To find the length of the base of a segment I would divide 1000 by the number of sides, so I could use 1000/s (s=number of sides), but because I want to find half of one segment I use (1000/s)/2. To find the interior angle of the n sided polygon I can use, (360/s)/2. I am finding half of the interior angle of a segment. Then I have to find the length of the perpendicular in the segment. To do this I use the tangent formula. Adjacent = opposite/ Tanq

A = [(1000/n)/2]/ Tan (360/s)/2

Then to find the area of the regular polygon I have to multiply the value of the line A by half of the base (1000/s)/2 then I have to multiply that by the number of sided the regular polygon has. So basically it's A * base *0.5 * number of sides.
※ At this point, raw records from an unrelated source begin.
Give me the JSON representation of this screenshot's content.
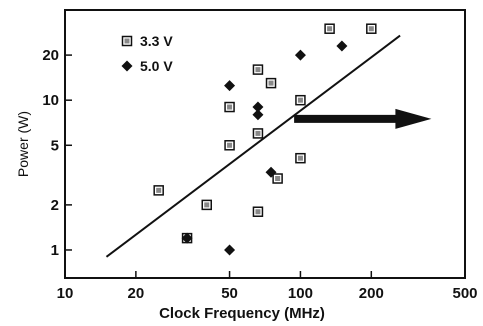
{
  "chart_data": {
    "type": "scatter",
    "title": "",
    "xlabel": "Clock Frequency (MHz)",
    "ylabel": "Power (W)",
    "xscale": "log",
    "yscale": "log",
    "xlim": [
      10,
      500
    ],
    "ylim": [
      0.65,
      40
    ],
    "x_ticks": [
      10,
      20,
      50,
      100,
      200,
      500
    ],
    "x_tick_labels": [
      "10",
      "20",
      "50",
      "100",
      "200",
      "500"
    ],
    "y_ticks": [
      1,
      2,
      5,
      10,
      20
    ],
    "y_tick_labels": [
      "1",
      "2",
      "5",
      "10",
      "20"
    ],
    "grid": false,
    "legend_position": "top-left",
    "series": [
      {
        "name": "3.3 V",
        "marker": "square",
        "points": [
          [
            25,
            2.5
          ],
          [
            33,
            1.2
          ],
          [
            40,
            2.0
          ],
          [
            50,
            9.0
          ],
          [
            50,
            5.0
          ],
          [
            66,
            16
          ],
          [
            66,
            6.0
          ],
          [
            66,
            1.8
          ],
          [
            75,
            13
          ],
          [
            80,
            3.0
          ],
          [
            100,
            10
          ],
          [
            100,
            4.1
          ],
          [
            133,
            30
          ],
          [
            200,
            30
          ]
        ]
      },
      {
        "name": "5.0 V",
        "marker": "diamond",
        "points": [
          [
            33,
            1.2
          ],
          [
            50,
            12.5
          ],
          [
            50,
            1.0
          ],
          [
            66,
            9.0
          ],
          [
            66,
            8.0
          ],
          [
            75,
            3.3
          ],
          [
            100,
            20
          ],
          [
            150,
            23
          ]
        ]
      }
    ],
    "trend_line": {
      "from": [
        15,
        0.9
      ],
      "to": [
        265,
        27
      ]
    },
    "arrow": {
      "from": [
        94,
        7.5
      ],
      "to": [
        360,
        7.5
      ],
      "direction": "right"
    }
  }
}
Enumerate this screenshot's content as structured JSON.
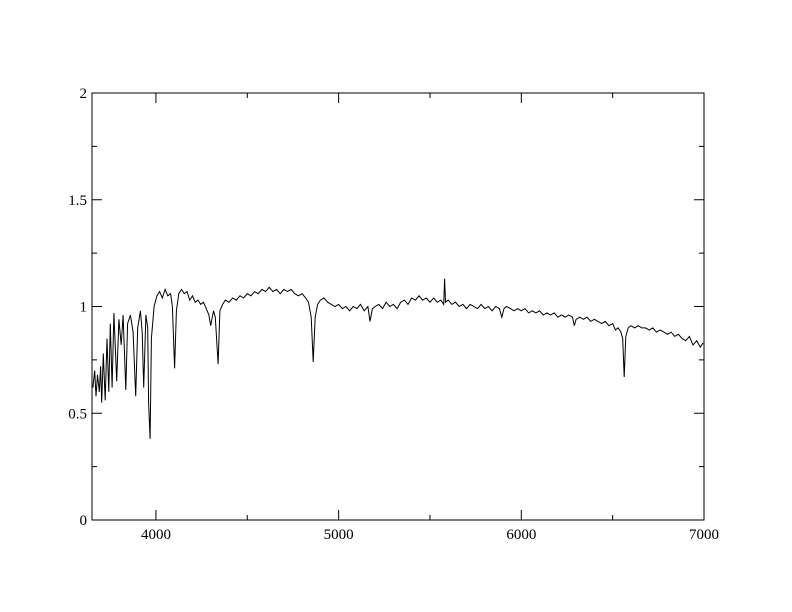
{
  "chart_data": {
    "type": "line",
    "title": "",
    "xlabel": "",
    "ylabel": "",
    "xlim": [
      3650,
      7000
    ],
    "ylim": [
      0,
      2
    ],
    "x_major_ticks": [
      4000,
      5000,
      6000,
      7000
    ],
    "x_tick_labels": [
      "4000",
      "5000",
      "6000",
      "7000"
    ],
    "x_minor_ticks": [
      4500,
      5500,
      6500
    ],
    "y_major_ticks": [
      0,
      0.5,
      1,
      1.5,
      2
    ],
    "y_tick_labels": [
      "0",
      "0.5",
      "1",
      "1.5",
      "2"
    ],
    "y_minor_ticks": [
      0.25,
      0.75,
      1.25,
      1.75
    ],
    "grid": false,
    "legend": "none",
    "line_color": "#000000",
    "series": [
      {
        "points": [
          [
            3655,
            0.62
          ],
          [
            3665,
            0.7
          ],
          [
            3672,
            0.58
          ],
          [
            3680,
            0.68
          ],
          [
            3690,
            0.6
          ],
          [
            3697,
            0.72
          ],
          [
            3703,
            0.55
          ],
          [
            3712,
            0.78
          ],
          [
            3722,
            0.56
          ],
          [
            3732,
            0.85
          ],
          [
            3742,
            0.6
          ],
          [
            3750,
            0.92
          ],
          [
            3760,
            0.62
          ],
          [
            3770,
            0.97
          ],
          [
            3785,
            0.65
          ],
          [
            3797,
            0.94
          ],
          [
            3810,
            0.82
          ],
          [
            3820,
            0.96
          ],
          [
            3835,
            0.61
          ],
          [
            3845,
            0.92
          ],
          [
            3860,
            0.96
          ],
          [
            3875,
            0.88
          ],
          [
            3889,
            0.58
          ],
          [
            3900,
            0.9
          ],
          [
            3915,
            0.98
          ],
          [
            3925,
            0.88
          ],
          [
            3933,
            0.62
          ],
          [
            3945,
            0.96
          ],
          [
            3955,
            0.9
          ],
          [
            3960,
            0.55
          ],
          [
            3968,
            0.38
          ],
          [
            3975,
            0.85
          ],
          [
            3990,
            1.0
          ],
          [
            4005,
            1.05
          ],
          [
            4020,
            1.07
          ],
          [
            4035,
            1.04
          ],
          [
            4050,
            1.08
          ],
          [
            4065,
            1.05
          ],
          [
            4080,
            1.06
          ],
          [
            4090,
            1.0
          ],
          [
            4102,
            0.71
          ],
          [
            4112,
            0.98
          ],
          [
            4125,
            1.06
          ],
          [
            4140,
            1.08
          ],
          [
            4155,
            1.06
          ],
          [
            4170,
            1.07
          ],
          [
            4185,
            1.03
          ],
          [
            4200,
            1.05
          ],
          [
            4215,
            1.02
          ],
          [
            4230,
            1.03
          ],
          [
            4245,
            1.01
          ],
          [
            4260,
            1.02
          ],
          [
            4275,
            0.99
          ],
          [
            4290,
            0.96
          ],
          [
            4300,
            0.91
          ],
          [
            4315,
            0.98
          ],
          [
            4325,
            0.95
          ],
          [
            4340,
            0.73
          ],
          [
            4350,
            0.98
          ],
          [
            4365,
            1.01
          ],
          [
            4380,
            1.03
          ],
          [
            4400,
            1.02
          ],
          [
            4420,
            1.04
          ],
          [
            4440,
            1.03
          ],
          [
            4460,
            1.05
          ],
          [
            4480,
            1.04
          ],
          [
            4500,
            1.06
          ],
          [
            4520,
            1.05
          ],
          [
            4540,
            1.07
          ],
          [
            4560,
            1.06
          ],
          [
            4580,
            1.08
          ],
          [
            4600,
            1.07
          ],
          [
            4620,
            1.09
          ],
          [
            4640,
            1.07
          ],
          [
            4660,
            1.08
          ],
          [
            4680,
            1.06
          ],
          [
            4700,
            1.08
          ],
          [
            4720,
            1.07
          ],
          [
            4740,
            1.08
          ],
          [
            4760,
            1.06
          ],
          [
            4780,
            1.05
          ],
          [
            4800,
            1.06
          ],
          [
            4820,
            1.04
          ],
          [
            4835,
            1.02
          ],
          [
            4850,
            0.95
          ],
          [
            4861,
            0.74
          ],
          [
            4872,
            0.95
          ],
          [
            4885,
            1.01
          ],
          [
            4900,
            1.03
          ],
          [
            4920,
            1.04
          ],
          [
            4940,
            1.02
          ],
          [
            4960,
            1.01
          ],
          [
            4980,
            1.0
          ],
          [
            5000,
            1.01
          ],
          [
            5020,
            0.99
          ],
          [
            5040,
            1.0
          ],
          [
            5060,
            0.98
          ],
          [
            5080,
            1.0
          ],
          [
            5100,
            0.99
          ],
          [
            5120,
            1.01
          ],
          [
            5140,
            0.98
          ],
          [
            5160,
            1.0
          ],
          [
            5172,
            0.93
          ],
          [
            5185,
            0.99
          ],
          [
            5200,
            1.0
          ],
          [
            5220,
            1.01
          ],
          [
            5240,
            0.99
          ],
          [
            5260,
            1.02
          ],
          [
            5280,
            1.0
          ],
          [
            5300,
            1.01
          ],
          [
            5320,
            0.99
          ],
          [
            5340,
            1.02
          ],
          [
            5360,
            1.03
          ],
          [
            5380,
            1.01
          ],
          [
            5400,
            1.04
          ],
          [
            5420,
            1.03
          ],
          [
            5440,
            1.05
          ],
          [
            5460,
            1.03
          ],
          [
            5480,
            1.04
          ],
          [
            5500,
            1.02
          ],
          [
            5520,
            1.04
          ],
          [
            5540,
            1.02
          ],
          [
            5560,
            1.03
          ],
          [
            5575,
            1.01
          ],
          [
            5580,
            1.13
          ],
          [
            5585,
            1.02
          ],
          [
            5600,
            1.03
          ],
          [
            5620,
            1.01
          ],
          [
            5640,
            1.02
          ],
          [
            5660,
            1.0
          ],
          [
            5680,
            1.01
          ],
          [
            5700,
            0.99
          ],
          [
            5720,
            1.01
          ],
          [
            5740,
            1.0
          ],
          [
            5760,
            0.99
          ],
          [
            5780,
            1.01
          ],
          [
            5800,
            0.99
          ],
          [
            5820,
            1.0
          ],
          [
            5840,
            0.98
          ],
          [
            5860,
            1.0
          ],
          [
            5880,
            0.99
          ],
          [
            5893,
            0.95
          ],
          [
            5905,
            0.99
          ],
          [
            5920,
            1.0
          ],
          [
            5940,
            0.99
          ],
          [
            5960,
            0.98
          ],
          [
            5980,
            0.99
          ],
          [
            6000,
            0.98
          ],
          [
            6020,
            0.99
          ],
          [
            6040,
            0.97
          ],
          [
            6060,
            0.98
          ],
          [
            6080,
            0.97
          ],
          [
            6100,
            0.98
          ],
          [
            6120,
            0.96
          ],
          [
            6140,
            0.97
          ],
          [
            6160,
            0.96
          ],
          [
            6180,
            0.97
          ],
          [
            6200,
            0.95
          ],
          [
            6220,
            0.96
          ],
          [
            6240,
            0.95
          ],
          [
            6260,
            0.96
          ],
          [
            6280,
            0.95
          ],
          [
            6290,
            0.91
          ],
          [
            6300,
            0.94
          ],
          [
            6320,
            0.95
          ],
          [
            6340,
            0.94
          ],
          [
            6360,
            0.95
          ],
          [
            6380,
            0.93
          ],
          [
            6400,
            0.94
          ],
          [
            6420,
            0.93
          ],
          [
            6440,
            0.92
          ],
          [
            6460,
            0.93
          ],
          [
            6480,
            0.91
          ],
          [
            6500,
            0.92
          ],
          [
            6515,
            0.89
          ],
          [
            6530,
            0.9
          ],
          [
            6545,
            0.88
          ],
          [
            6555,
            0.85
          ],
          [
            6563,
            0.67
          ],
          [
            6572,
            0.86
          ],
          [
            6585,
            0.9
          ],
          [
            6600,
            0.91
          ],
          [
            6620,
            0.9
          ],
          [
            6640,
            0.91
          ],
          [
            6660,
            0.9
          ],
          [
            6680,
            0.9
          ],
          [
            6700,
            0.89
          ],
          [
            6720,
            0.9
          ],
          [
            6740,
            0.88
          ],
          [
            6760,
            0.89
          ],
          [
            6780,
            0.88
          ],
          [
            6800,
            0.87
          ],
          [
            6820,
            0.88
          ],
          [
            6840,
            0.86
          ],
          [
            6860,
            0.87
          ],
          [
            6880,
            0.85
          ],
          [
            6900,
            0.84
          ],
          [
            6920,
            0.86
          ],
          [
            6940,
            0.82
          ],
          [
            6960,
            0.84
          ],
          [
            6980,
            0.81
          ],
          [
            6995,
            0.83
          ]
        ]
      }
    ]
  }
}
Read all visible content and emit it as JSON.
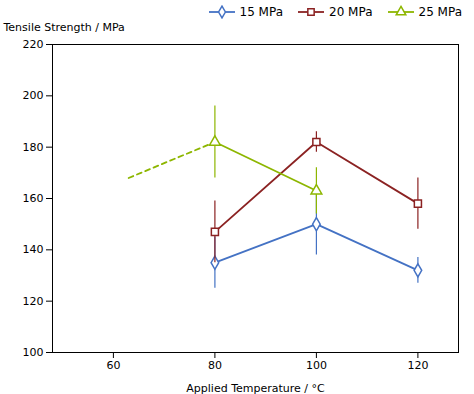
{
  "chart_data": {
    "type": "line",
    "x": [
      80,
      100,
      120
    ],
    "series": [
      {
        "name": "15 MPa",
        "color": "#4472C4",
        "values": [
          135,
          150,
          132
        ],
        "yerr": [
          10,
          12,
          5
        ],
        "marker": "diamond",
        "line_style": "solid"
      },
      {
        "name": "20 MPa",
        "color": "#8B2222",
        "values": [
          147,
          182,
          158
        ],
        "yerr": [
          12,
          4,
          10
        ],
        "marker": "square",
        "line_style": "solid"
      },
      {
        "name": "25 MPa",
        "color": "#8DB600",
        "values": [
          182,
          163,
          null
        ],
        "yerr": [
          14,
          9,
          null
        ],
        "marker": "triangle",
        "line_style": "solid",
        "extension_x": [
          63,
          80
        ],
        "extension_values": [
          168,
          182
        ]
      }
    ],
    "xlabel": "Applied Temperature / °C",
    "ylabel": "Tensile Strength / MPa",
    "xlim": [
      48,
      128
    ],
    "ylim": [
      100,
      220
    ],
    "xticks": [
      60,
      80,
      100,
      120
    ],
    "yticks": [
      100,
      120,
      140,
      160,
      180,
      200,
      220
    ],
    "grid": false,
    "legend": "upper right"
  }
}
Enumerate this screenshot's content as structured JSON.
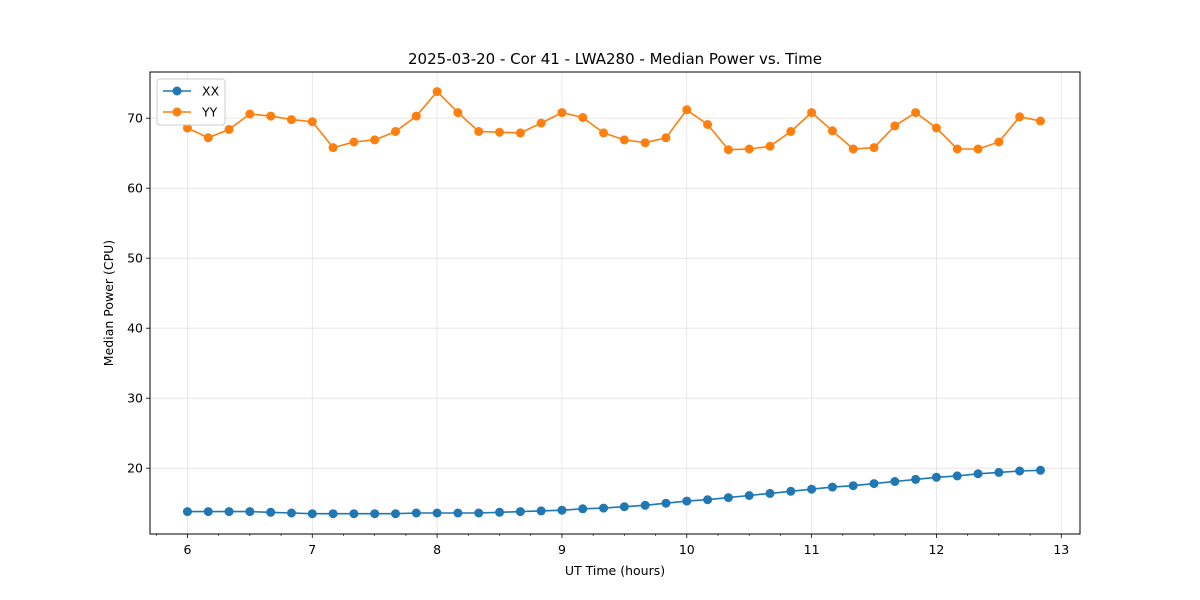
{
  "chart_data": {
    "type": "line",
    "title": "2025-03-20 - Cor 41 - LWA280 - Median Power vs. Time",
    "xlabel": "UT Time (hours)",
    "ylabel": "Median Power (CPU)",
    "xlim": [
      5.7,
      13.15
    ],
    "ylim": [
      10.6,
      76.6
    ],
    "xticks": [
      6,
      7,
      8,
      9,
      10,
      11,
      12,
      13
    ],
    "yticks": [
      20,
      30,
      40,
      50,
      60,
      70
    ],
    "grid": true,
    "legend_position": "top-left",
    "x": [
      6.0,
      6.1667,
      6.3333,
      6.5,
      6.6667,
      6.8333,
      7.0,
      7.1667,
      7.3333,
      7.5,
      7.6667,
      7.8333,
      8.0,
      8.1667,
      8.3333,
      8.5,
      8.6667,
      8.8333,
      9.0,
      9.1667,
      9.3333,
      9.5,
      9.6667,
      9.8333,
      10.0,
      10.1667,
      10.3333,
      10.5,
      10.6667,
      10.8333,
      11.0,
      11.1667,
      11.3333,
      11.5,
      11.6667,
      11.8333,
      12.0,
      12.1667,
      12.3333,
      12.5,
      12.6667,
      12.8333
    ],
    "series": [
      {
        "name": "XX",
        "color": "#1f77b4",
        "values": [
          13.8,
          13.8,
          13.8,
          13.8,
          13.7,
          13.6,
          13.5,
          13.5,
          13.5,
          13.5,
          13.5,
          13.6,
          13.6,
          13.6,
          13.6,
          13.7,
          13.8,
          13.9,
          14.0,
          14.2,
          14.3,
          14.5,
          14.7,
          15.0,
          15.3,
          15.5,
          15.8,
          16.1,
          16.4,
          16.7,
          17.0,
          17.3,
          17.5,
          17.8,
          18.1,
          18.4,
          18.7,
          18.9,
          19.2,
          19.4,
          19.6,
          19.7
        ]
      },
      {
        "name": "YY",
        "color": "#ff7f0e",
        "values": [
          68.6,
          67.2,
          68.4,
          70.6,
          70.3,
          69.8,
          69.5,
          65.8,
          66.6,
          66.9,
          68.1,
          70.3,
          73.8,
          70.8,
          68.1,
          68.0,
          67.9,
          69.3,
          70.8,
          70.1,
          67.9,
          66.9,
          66.5,
          67.2,
          71.2,
          69.1,
          65.5,
          65.6,
          66.0,
          68.1,
          70.8,
          68.2,
          65.6,
          65.8,
          68.9,
          70.8,
          68.6,
          65.6,
          65.6,
          66.6,
          70.2,
          69.6
        ]
      }
    ]
  }
}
As the table above shows as the number of sides go up the area goes up. Now I am going to investigate the area of a perfect circle. I predict that this will ultimately have the largest area because it has an infinite amount of sides.

Diameter 318.47m

pR²

3.14 * 159.235 (2 d.p) * 159.235 (2 d.p) = 79617.16561m²

I can see that this produces the largest area.

Made available free online by www.studentcentral.co.uk. Reproduction in whole or in part expressly prohibited. (c) studentcentral.co.uk - www.studentcentral.co.uk.

If this didn't help you, try Coursework.Info for over 14,000 GCSE, A-Level and University essays.